Dietary fiber is a carbohydrate, typically from plant foods, that cannot be digested by enzymes in the small intestine. If listed, insoluble and soluble fibers are indented under dietary fiber.
Insoluble fiber: This is dietary fiber that's not digestible. Insoluble fiber is usually found in whole grain cereals and breads. Manufacturers may subtract grams of insoluble fiber from the total carbohydrate count to derive the calories per serving.
Soluble fiber: This is dietary fiber that's digested but remains gummy and thick (and helps you feel full). Soluble fiber is usually found in beans, peas, oats, and barley.
Included in the sugars grouping are all one-unit sugars (monosaccharides, such as glucose and fructose) and two-unit sugars (disaccharides, such as sucrose, lactose, and the commonly used sweetener high-fructose corn syrup). The sugars on the label contain all naturally occurring sugars, such as sucrose in fruit and lactose in milk, as well as added sugars -- those added to products during manufacturing. "Often, people with diabetes who haven't had diabetes education focus on 'sugars' because they think these are simply sucrose or added sugars and they need to be avoided like the plague," says Madelyn Wheeler, RD, CDE. But you need not avoid or think you can avoid all sugars from your diet. Naturally occurring sugars found in fruit and dairy products are part of a well-balanced eating plan.

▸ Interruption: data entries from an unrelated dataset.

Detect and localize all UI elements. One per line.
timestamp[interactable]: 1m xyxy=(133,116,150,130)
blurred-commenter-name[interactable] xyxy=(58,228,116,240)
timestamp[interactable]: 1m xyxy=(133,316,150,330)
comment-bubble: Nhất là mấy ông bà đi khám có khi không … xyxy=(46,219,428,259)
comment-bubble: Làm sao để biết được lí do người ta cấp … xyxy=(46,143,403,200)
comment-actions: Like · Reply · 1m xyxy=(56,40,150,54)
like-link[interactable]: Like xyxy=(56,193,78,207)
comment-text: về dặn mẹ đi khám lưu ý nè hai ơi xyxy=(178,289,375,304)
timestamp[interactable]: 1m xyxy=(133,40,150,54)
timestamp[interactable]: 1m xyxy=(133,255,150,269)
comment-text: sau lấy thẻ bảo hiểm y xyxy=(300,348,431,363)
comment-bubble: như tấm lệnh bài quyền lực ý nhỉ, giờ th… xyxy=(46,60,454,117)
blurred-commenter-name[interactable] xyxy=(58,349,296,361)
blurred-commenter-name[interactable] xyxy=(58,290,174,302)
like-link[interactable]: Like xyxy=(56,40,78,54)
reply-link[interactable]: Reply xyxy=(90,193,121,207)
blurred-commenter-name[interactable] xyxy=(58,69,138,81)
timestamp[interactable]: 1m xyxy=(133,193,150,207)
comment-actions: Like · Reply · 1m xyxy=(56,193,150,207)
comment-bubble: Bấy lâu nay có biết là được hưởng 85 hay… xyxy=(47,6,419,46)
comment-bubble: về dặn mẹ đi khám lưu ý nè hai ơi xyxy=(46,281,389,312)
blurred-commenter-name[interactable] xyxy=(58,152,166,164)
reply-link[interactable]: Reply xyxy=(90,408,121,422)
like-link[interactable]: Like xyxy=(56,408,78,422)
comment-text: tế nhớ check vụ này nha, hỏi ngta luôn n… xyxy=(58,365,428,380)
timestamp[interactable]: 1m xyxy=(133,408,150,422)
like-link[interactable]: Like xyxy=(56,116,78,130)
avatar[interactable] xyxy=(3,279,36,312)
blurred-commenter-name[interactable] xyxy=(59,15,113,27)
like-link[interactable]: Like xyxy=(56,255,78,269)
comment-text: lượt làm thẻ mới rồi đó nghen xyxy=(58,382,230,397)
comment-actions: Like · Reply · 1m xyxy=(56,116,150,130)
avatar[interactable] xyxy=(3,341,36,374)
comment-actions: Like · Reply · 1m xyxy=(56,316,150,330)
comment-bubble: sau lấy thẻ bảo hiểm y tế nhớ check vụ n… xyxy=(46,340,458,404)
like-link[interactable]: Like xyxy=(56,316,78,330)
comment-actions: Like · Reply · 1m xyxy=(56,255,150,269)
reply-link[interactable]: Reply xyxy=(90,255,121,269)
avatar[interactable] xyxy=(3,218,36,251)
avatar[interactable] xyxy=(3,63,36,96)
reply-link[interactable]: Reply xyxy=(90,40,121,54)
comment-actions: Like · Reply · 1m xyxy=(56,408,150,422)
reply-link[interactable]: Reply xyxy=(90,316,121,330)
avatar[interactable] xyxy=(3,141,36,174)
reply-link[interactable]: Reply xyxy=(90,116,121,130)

The current Nutrition Facts label doesn't distinguish between the two types of sugars. "You can infer the sources of sugars by checking the ingredients listed in descending order by weight," Wheeler says. Ingredients such as refined sugar and high-fructose corn syrup are added during the manufacturing process. Some health advocates, including the ADA, are encouraging the FDA to require listing "added sugars" separately or as the only sugars accounted for under "sugars" when they revise the Nutrition Facts label over the next few years.
Sugar Alcohols (Polyols)
Called sugar alcohols because part of their structure chemically resembles sugar and part resembles alcohol, these ingredients are neither sugar nor alcohol. Polyols are in sugar-free foods such as candy, cookies, ice cream, and chewing gum. They're used alone or combined with sugar substitutes to sweeten and provide bulk. Common polyols are sorbitol, erythritol, maltitol, and mannitol. Many end in "ol," but not all. The words "sugar alcohol" or the specific polyol (if only one is used) must be provided when a nutrition claim such as "sugar-free" is made on the food package.
Sugar alcohols cause a lower rise in blood sugar and contain fewer calories (2 calories per gram of carbohydrate instead of 4 calories per gram). The downside? In some people, polyols can cause gas, bloating, or diarrhea, especially in children. Foods with large amounts of polyols must state on the package: "Excess consumption may have a laxative effect."